Il vivait le drame qui se jouait devant lui, le cœur serré, la larme à l’œil. Il tressaillait aux sons de Giorgio Germont suppliant Violeta de partir et d’abandonner son fils Alfredo. Il rageait contre Alfredo quand celui-ci avait lancé une liasse de billets à la face de Violeta. Il pleurait à chaudes larmes quand Violeta entreprit le fameux air Amami, Alfredo. Et lorsque le rideau tomba enfin, il était exténué, chaviré mais heureux.

Il y eut trois rappels et les chanteurs passaient devant lui pour aller recueillir les applaudissements d’un public en délire. Au troisième rideau, la scène fut recouverte de fleurs et la cantatrice ukrainienne Marina Rebeka recevait une grande gerbe de camélias rouges. Une gerbe de camélias blancs fut remise à Placido Domingo. Celui-ci en ôta deux et les offrit à Sofia Coppola et au chef d’orchestre Ramon Tebar.

Le rideau final tomba enfin et toute la troupe s’égaya avec force accolades, baisers et félicitations. Il n’osait pas trop s’éloigner de sa place. Il attendait sans trop savoir que faire. Il apercevait de loin Placido qui dominait la foule de sa haute stature. Tout à coup, celui-ci l’aperçut, lui fit un clin d’œil et se dirigea vers lui. Il tenait toujours son bouquet de camélias blancs. D’un geste large, il lui présenta une fleur en ajoutant :

« Voilà, jeune homme, pour compléter vos souvenirs et en guise de remerciement pour m’avoir épargné d’une catastrophe. Vous avez été un parachute de secours formidable! lui lança-t-il tout souriant, en roulant les R. Je vous suis éternellement reconnaissant ».

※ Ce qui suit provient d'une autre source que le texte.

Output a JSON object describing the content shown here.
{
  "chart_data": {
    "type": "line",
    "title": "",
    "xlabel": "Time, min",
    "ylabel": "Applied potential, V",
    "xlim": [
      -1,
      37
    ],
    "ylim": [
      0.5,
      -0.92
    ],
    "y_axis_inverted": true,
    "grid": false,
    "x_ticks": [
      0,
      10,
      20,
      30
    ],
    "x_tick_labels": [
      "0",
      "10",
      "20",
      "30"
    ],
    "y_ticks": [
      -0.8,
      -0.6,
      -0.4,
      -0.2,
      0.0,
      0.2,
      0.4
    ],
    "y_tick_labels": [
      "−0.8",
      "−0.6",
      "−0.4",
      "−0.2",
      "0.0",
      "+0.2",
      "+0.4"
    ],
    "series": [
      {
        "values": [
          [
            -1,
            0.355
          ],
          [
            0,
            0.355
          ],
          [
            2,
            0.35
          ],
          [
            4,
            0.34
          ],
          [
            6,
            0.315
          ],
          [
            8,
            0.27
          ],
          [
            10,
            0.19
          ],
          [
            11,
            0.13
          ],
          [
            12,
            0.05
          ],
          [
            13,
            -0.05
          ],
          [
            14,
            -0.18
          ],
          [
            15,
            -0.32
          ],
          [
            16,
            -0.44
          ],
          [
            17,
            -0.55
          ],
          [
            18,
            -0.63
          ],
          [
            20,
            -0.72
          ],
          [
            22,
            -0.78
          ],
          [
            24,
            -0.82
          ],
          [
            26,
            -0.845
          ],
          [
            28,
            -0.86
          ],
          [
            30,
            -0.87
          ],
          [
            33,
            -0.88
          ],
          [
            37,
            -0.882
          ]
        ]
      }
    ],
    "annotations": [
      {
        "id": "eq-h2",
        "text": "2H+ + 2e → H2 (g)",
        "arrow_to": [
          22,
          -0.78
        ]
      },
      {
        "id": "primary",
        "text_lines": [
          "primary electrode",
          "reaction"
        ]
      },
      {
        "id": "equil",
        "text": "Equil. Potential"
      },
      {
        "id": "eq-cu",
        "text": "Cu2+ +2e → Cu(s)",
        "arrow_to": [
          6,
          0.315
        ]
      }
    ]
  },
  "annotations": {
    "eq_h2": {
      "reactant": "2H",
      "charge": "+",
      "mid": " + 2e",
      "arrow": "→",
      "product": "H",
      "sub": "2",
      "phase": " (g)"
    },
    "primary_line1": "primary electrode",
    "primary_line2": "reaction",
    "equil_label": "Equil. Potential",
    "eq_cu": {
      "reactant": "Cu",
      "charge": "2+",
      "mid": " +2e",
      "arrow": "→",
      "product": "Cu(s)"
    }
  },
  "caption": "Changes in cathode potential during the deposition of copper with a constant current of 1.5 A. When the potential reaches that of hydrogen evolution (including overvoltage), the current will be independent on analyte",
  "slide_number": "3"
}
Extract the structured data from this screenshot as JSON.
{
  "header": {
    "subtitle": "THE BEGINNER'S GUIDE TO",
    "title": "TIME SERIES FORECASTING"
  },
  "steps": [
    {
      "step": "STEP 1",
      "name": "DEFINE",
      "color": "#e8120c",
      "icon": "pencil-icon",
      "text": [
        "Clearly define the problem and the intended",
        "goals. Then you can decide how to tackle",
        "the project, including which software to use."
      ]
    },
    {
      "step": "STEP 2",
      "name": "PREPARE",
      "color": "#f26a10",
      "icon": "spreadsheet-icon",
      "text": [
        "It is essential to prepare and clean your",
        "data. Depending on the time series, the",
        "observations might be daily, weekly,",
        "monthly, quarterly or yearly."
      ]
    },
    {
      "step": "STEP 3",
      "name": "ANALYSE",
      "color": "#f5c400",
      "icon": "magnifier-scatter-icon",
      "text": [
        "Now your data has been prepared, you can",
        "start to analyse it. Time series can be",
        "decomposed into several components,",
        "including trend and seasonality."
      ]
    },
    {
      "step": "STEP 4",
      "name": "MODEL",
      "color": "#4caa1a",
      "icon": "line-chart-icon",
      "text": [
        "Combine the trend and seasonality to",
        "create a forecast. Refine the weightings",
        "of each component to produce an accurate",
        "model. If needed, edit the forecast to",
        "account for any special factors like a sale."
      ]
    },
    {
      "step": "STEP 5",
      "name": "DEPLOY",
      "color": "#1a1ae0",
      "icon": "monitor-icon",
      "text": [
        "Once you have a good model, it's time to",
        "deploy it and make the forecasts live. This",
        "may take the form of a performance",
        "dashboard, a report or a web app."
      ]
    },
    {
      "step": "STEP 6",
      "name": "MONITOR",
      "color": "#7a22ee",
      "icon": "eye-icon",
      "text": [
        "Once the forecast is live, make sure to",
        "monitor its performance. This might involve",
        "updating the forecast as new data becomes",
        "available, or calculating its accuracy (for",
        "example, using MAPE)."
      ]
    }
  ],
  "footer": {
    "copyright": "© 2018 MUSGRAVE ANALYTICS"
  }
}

Lorsqu’il sortit sur l’esplanade, la pluie avait cessé mais un vent froid s’était levé. L’assistance quittait tranquillement le Palais. Il régnait une grande sérénité dans cette foule encore sous l’emprise de la musique de Verdi.

Il décida de rentrer par les jardins du Turia. Tenant le camélia et les mains derrière le dos, il avançait lentement, dans un état de béatitude encore jamais éprouvé, une sorte d’état de demi-éveil, comme lorsque vous émergez d’un songe, sans repère, sans trop savoir si vous sommeillez encore ou si la réalité vous a rattrapée.

Arrivé chez lui, il fut déçu de constater qu’il avait perdu le camélia en chemin, seul vestige tangible d’une soirée de rêve.